Giving Compass' Take:

• Global Citizen reports on how conflict around the world is creating food and nutrition crises, putting the lives of more than half a million children at risk. In many cases, it is deliberate.

• What can aid organizations do to help feed vulnerable people in war-torn regions? How can international leaders put pressure on countries to enact cease fires and open supply chains?

• Here's more about hunger and malnutrition in the world’s youngest country.


Hunger is back on the rise for the first time in two decades. And the primary cause for the food shortages is conflict.

Conflict affects food stability, disrupts supply chains, and forces people away from their land and livestock. But hunger is also being used as a deliberate weapon in areas impacted by conflict.

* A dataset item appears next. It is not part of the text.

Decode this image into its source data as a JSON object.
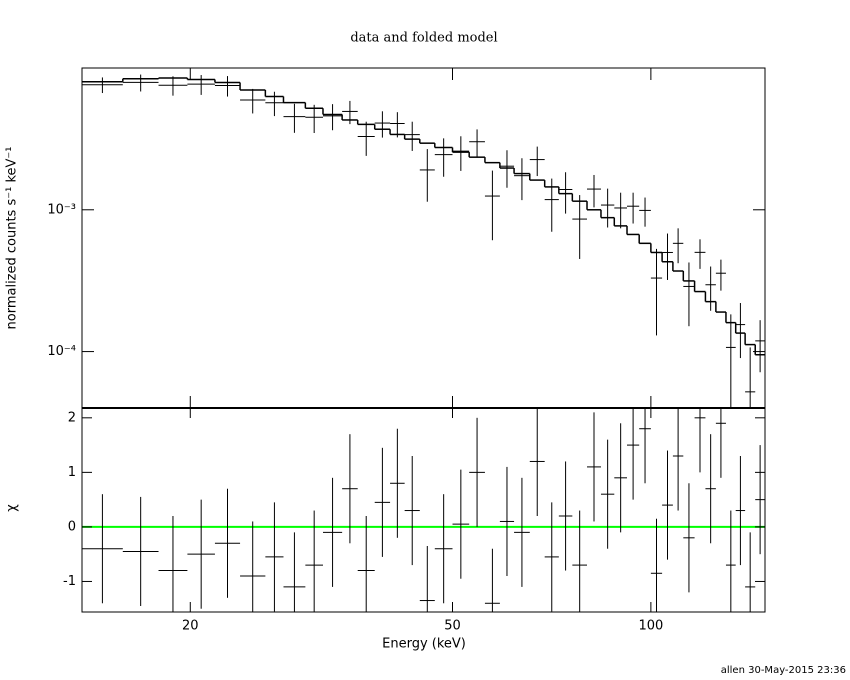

Save the Children has now warned that more than half a million children in the world’s conflict zones could die before the end of 2018, as a result of extreme hunger.

“Hunger is not inevitable,” said Carolyn Miles, president and CEO of Save the Children. “Time after time we are seeing starvation used as a weapon of war when deliveries of food are obstructed by the warring parties in places like Yemen, Syria, and South Sudan.”

“We must stop this dangerous trend,” Miles urged. “All warring parties must abide by their obligations under international law to allow humanitarian access. We also need to see an increase in funding from the international community to save more children’s lives.”